- Born: Geraldine Loretta Glynn September 3, 1923 Los Angeles, California, U.S.
- Died: February 26, 2019 (aged 95)
- Occupations: author; lecturer; cruise director; model;
- Years active: 1974–2019
- Spouses: ; Russell Phillips ​ ​(m. 1942; div. 1950)​ ; Sydney Omarr ​ ​(m. 1966; div. 1966)​ ; Arthur Andrews ​ ​(m. 1972; died 2003)​
- Children: Gail Maureen Phillips (1943–1970)

= Jeraldine Saunders =

American writer (1923–2019)

Geraldine Loretta Saunders (September 3, 1923 – February 26, 2019) known under the pen name Jeraldine Saunders was an American writer. Her 1974 book The Love Boats inspired the television series The Love Boat. She also worked as a model, an astrologer, an numerologist and palm reader.

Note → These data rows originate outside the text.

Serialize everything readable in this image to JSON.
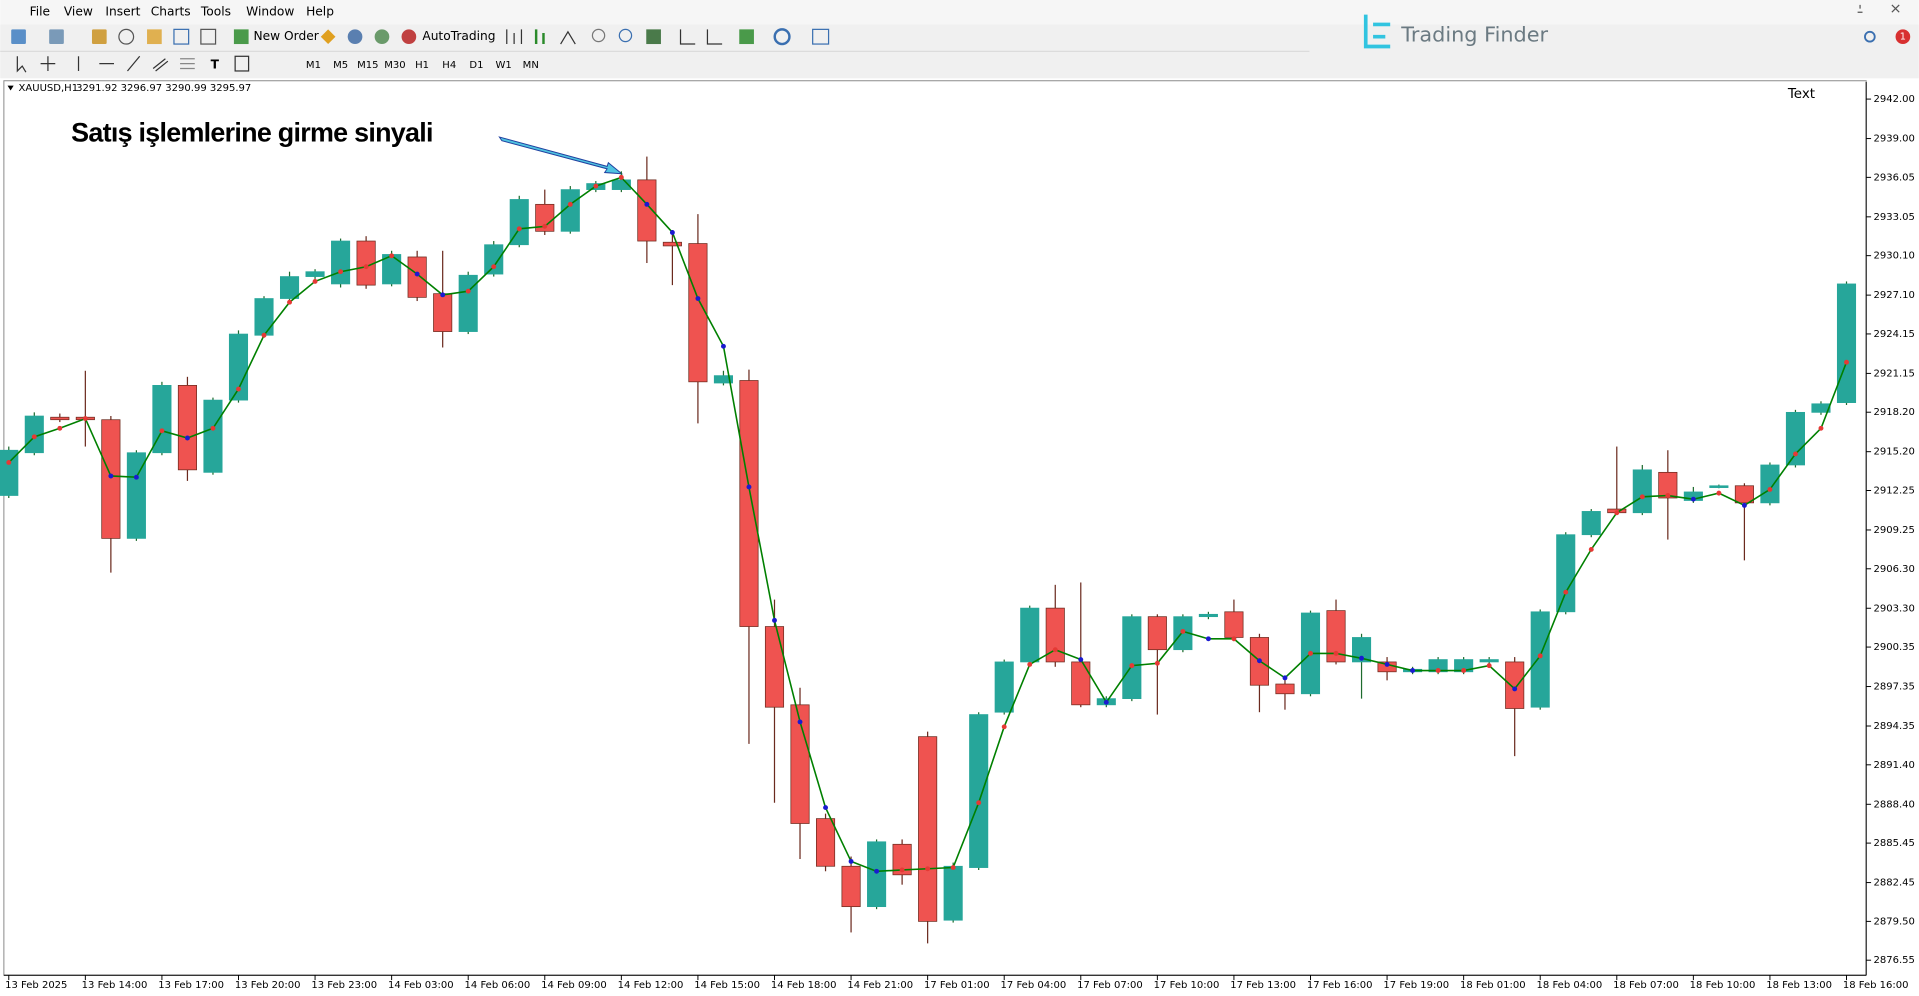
{
  "menu": [
    "File",
    "View",
    "Insert",
    "Charts",
    "Tools",
    "Window",
    "Help"
  ],
  "toolbar": {
    "new_order": "New Order",
    "auto_trading": "AutoTrading",
    "timeframes": [
      "M1",
      "M5",
      "M15",
      "M30",
      "H1",
      "H4",
      "D1",
      "W1",
      "MN"
    ],
    "text_tool": "T"
  },
  "brand": "Trading Finder",
  "notifications": "1",
  "chart_data": {
    "type": "candlestick",
    "symbol": "XAUUSD,H1",
    "ohlc": "3291.92 3296.97 3290.99 3295.97",
    "corner_label": "Text",
    "annotation": "Satış işlemlerine girme sinyali",
    "categories": [
      "13 Feb 2025",
      null,
      null,
      "13 Feb 14:00",
      null,
      null,
      "13 Feb 17:00",
      null,
      null,
      "13 Feb 20:00",
      null,
      null,
      "13 Feb 23:00",
      null,
      null,
      "14 Feb 03:00",
      null,
      null,
      "14 Feb 06:00",
      null,
      null,
      "14 Feb 09:00",
      null,
      null,
      "14 Feb 12:00",
      null,
      null,
      "14 Feb 15:00",
      null,
      null,
      "14 Feb 18:00",
      null,
      null,
      "14 Feb 21:00",
      null,
      null,
      "17 Feb 01:00",
      null,
      null,
      "17 Feb 04:00",
      null,
      null,
      "17 Feb 07:00",
      null,
      null,
      "17 Feb 10:00",
      null,
      null,
      "17 Feb 13:00",
      null,
      null,
      "17 Feb 16:00",
      null,
      null,
      "17 Feb 19:00",
      null,
      null,
      "18 Feb 01:00",
      null,
      null,
      "18 Feb 04:00",
      null,
      null,
      "18 Feb 07:00",
      null,
      null,
      "18 Feb 10:00",
      null,
      null,
      "18 Feb 13:00",
      null,
      null,
      "18 Feb 16:00"
    ],
    "open": [
      2911.87,
      2915.12,
      2917.82,
      2917.82,
      2917.63,
      2908.61,
      2915.12,
      2920.24,
      2913.63,
      2919.12,
      2924.05,
      2926.84,
      2928.51,
      2927.95,
      2931.21,
      2927.95,
      2930.0,
      2927.21,
      2924.33,
      2928.7,
      2930.93,
      2934.0,
      2931.95,
      2935.12,
      2935.12,
      2935.86,
      2931.12,
      2931.02,
      2920.42,
      2920.61,
      2901.91,
      2895.96,
      2887.31,
      2883.69,
      2880.62,
      2885.36,
      2893.54,
      2879.59,
      2883.59,
      2895.4,
      2899.22,
      2903.31,
      2899.22,
      2895.96,
      2896.43,
      2902.66,
      2900.15,
      2902.66,
      2903.03,
      2901.08,
      2897.54,
      2896.8,
      2903.12,
      2899.22,
      2899.22,
      2898.47,
      2898.47,
      2898.47,
      2899.22,
      2899.22,
      2895.78,
      2903.03,
      2908.89,
      2910.84,
      2910.56,
      2913.63,
      2911.49,
      2912.52,
      2912.61,
      2911.31,
      2914.19,
      2918.19,
      2918.93
    ],
    "high": [
      2915.59,
      2918.19,
      2918.1,
      2921.35,
      2917.91,
      2915.31,
      2920.51,
      2920.89,
      2919.31,
      2924.42,
      2927.02,
      2928.88,
      2929.07,
      2931.4,
      2931.58,
      2930.47,
      2930.47,
      2930.47,
      2928.88,
      2931.21,
      2934.65,
      2935.12,
      2935.39,
      2935.77,
      2936.51,
      2937.63,
      2932.05,
      2933.26,
      2921.35,
      2921.44,
      2903.96,
      2897.26,
      2887.69,
      2884.43,
      2885.73,
      2885.73,
      2893.92,
      2883.97,
      2895.4,
      2899.4,
      2903.5,
      2905.08,
      2905.26,
      2896.61,
      2902.84,
      2902.84,
      2902.84,
      2903.03,
      2903.96,
      2901.36,
      2897.92,
      2903.12,
      2903.96,
      2901.36,
      2899.59,
      2898.85,
      2899.59,
      2899.59,
      2899.59,
      2899.59,
      2903.21,
      2909.08,
      2910.84,
      2915.59,
      2914.19,
      2915.31,
      2912.52,
      2912.7,
      2912.8,
      2914.38,
      2918.38,
      2919.03,
      2928.14
    ],
    "low": [
      2911.68,
      2914.93,
      2917.45,
      2915.59,
      2906.01,
      2908.42,
      2914.93,
      2912.98,
      2913.45,
      2918.93,
      2923.86,
      2926.65,
      2928.33,
      2927.68,
      2927.58,
      2927.77,
      2926.65,
      2923.12,
      2924.14,
      2928.51,
      2930.74,
      2931.67,
      2931.77,
      2934.93,
      2934.93,
      2929.54,
      2927.86,
      2917.35,
      2920.24,
      2892.99,
      2888.52,
      2884.24,
      2883.31,
      2878.66,
      2880.43,
      2882.29,
      2877.83,
      2879.41,
      2883.41,
      2895.22,
      2899.03,
      2898.85,
      2895.78,
      2895.78,
      2896.24,
      2895.22,
      2899.96,
      2902.47,
      2900.8,
      2895.4,
      2895.59,
      2896.61,
      2899.03,
      2896.43,
      2897.82,
      2898.29,
      2898.29,
      2898.29,
      2899.03,
      2892.06,
      2895.59,
      2902.84,
      2908.7,
      2910.38,
      2910.38,
      2908.52,
      2911.31,
      2912.42,
      2906.94,
      2911.12,
      2914.0,
      2918.0,
      2918.75
    ],
    "close": [
      2915.31,
      2917.91,
      2917.63,
      2917.63,
      2908.61,
      2915.12,
      2920.24,
      2913.82,
      2919.12,
      2924.14,
      2926.84,
      2928.51,
      2928.88,
      2931.21,
      2927.86,
      2930.19,
      2926.93,
      2924.33,
      2928.61,
      2930.93,
      2934.37,
      2931.95,
      2935.12,
      2935.58,
      2935.86,
      2931.21,
      2930.84,
      2920.51,
      2920.98,
      2901.91,
      2895.78,
      2886.94,
      2883.69,
      2880.62,
      2885.55,
      2883.04,
      2879.5,
      2883.69,
      2895.22,
      2899.22,
      2903.31,
      2899.22,
      2895.96,
      2896.43,
      2902.66,
      2900.15,
      2902.66,
      2902.84,
      2901.08,
      2897.45,
      2896.8,
      2902.94,
      2899.22,
      2901.08,
      2898.47,
      2898.66,
      2899.4,
      2899.4,
      2899.4,
      2895.68,
      2903.03,
      2908.89,
      2910.66,
      2910.56,
      2913.82,
      2911.68,
      2912.14,
      2912.61,
      2911.31,
      2914.19,
      2918.19,
      2918.84,
      2927.95
    ],
    "up_color": "#26a69a",
    "down_color": "#ef5350",
    "up_wick": "#1e6b2e",
    "down_wick": "#6b2a1e",
    "line": {
      "color": "#008000",
      "up_color": "#e53935",
      "down_color": "#1a1ad0",
      "values": [
        2914.38,
        2916.33,
        2916.98,
        2917.72,
        2913.35,
        2913.26,
        2916.79,
        2916.24,
        2916.98,
        2919.96,
        2924.05,
        2926.56,
        2928.14,
        2928.88,
        2929.26,
        2930.09,
        2928.7,
        2927.12,
        2927.4,
        2929.26,
        2932.14,
        2932.33,
        2934.0,
        2935.39,
        2936.05,
        2934.0,
        2931.86,
        2926.84,
        2923.21,
        2912.52,
        2902.38,
        2894.66,
        2888.15,
        2884.06,
        2883.31,
        2883.41,
        2883.5,
        2883.59,
        2888.52,
        2894.29,
        2899.03,
        2900.15,
        2899.4,
        2896.15,
        2898.94,
        2899.12,
        2901.54,
        2900.98,
        2900.98,
        2899.31,
        2898.01,
        2899.87,
        2899.87,
        2899.5,
        2899.03,
        2898.57,
        2898.57,
        2898.57,
        2898.94,
        2897.17,
        2899.68,
        2904.52,
        2907.77,
        2910.56,
        2911.77,
        2911.87,
        2911.59,
        2912.05,
        2911.12,
        2912.33,
        2915.03,
        2916.98,
        2922.0
      ]
    },
    "ylim": [
      2875.41,
      2943.3
    ],
    "yticks": [
      {
        "value": 2942.0,
        "label": "2942.00"
      },
      {
        "value": 2939.0,
        "label": "2939.00"
      },
      2936.05,
      2933.05,
      {
        "value": 2930.1,
        "label": "2930.10"
      },
      {
        "value": 2927.1,
        "label": "2927.10"
      },
      2924.15,
      2921.15,
      {
        "value": 2918.2,
        "label": "2918.20"
      },
      {
        "value": 2915.2,
        "label": "2915.20"
      },
      2912.25,
      2909.25,
      {
        "value": 2906.3,
        "label": "2906.30"
      },
      {
        "value": 2903.3,
        "label": "2903.30"
      },
      2900.35,
      2897.35,
      2894.35,
      {
        "value": 2891.4,
        "label": "2891.40"
      },
      {
        "value": 2888.4,
        "label": "2888.40"
      },
      2885.45,
      2882.45,
      {
        "value": 2879.5,
        "label": "2879.50"
      },
      2876.55
    ],
    "grid": false
  }
}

The program was based on her 1974 book, The Love Boats, her anecdotal account of her time employed as the first full-time female cruise director. From 2003 until her death Saunders was the author of Omarr's Astrological Forecast. The nationally syndicated horoscope column, read by hundreds of thousands worldwide, was originally created by Sydney Omarr, to whom she had been briefly married in 1966.

In 1968 Saunders discovered her fiancé, the actor Albert Dekker, dead in his Hollywood home. The death was ruled to be accidental.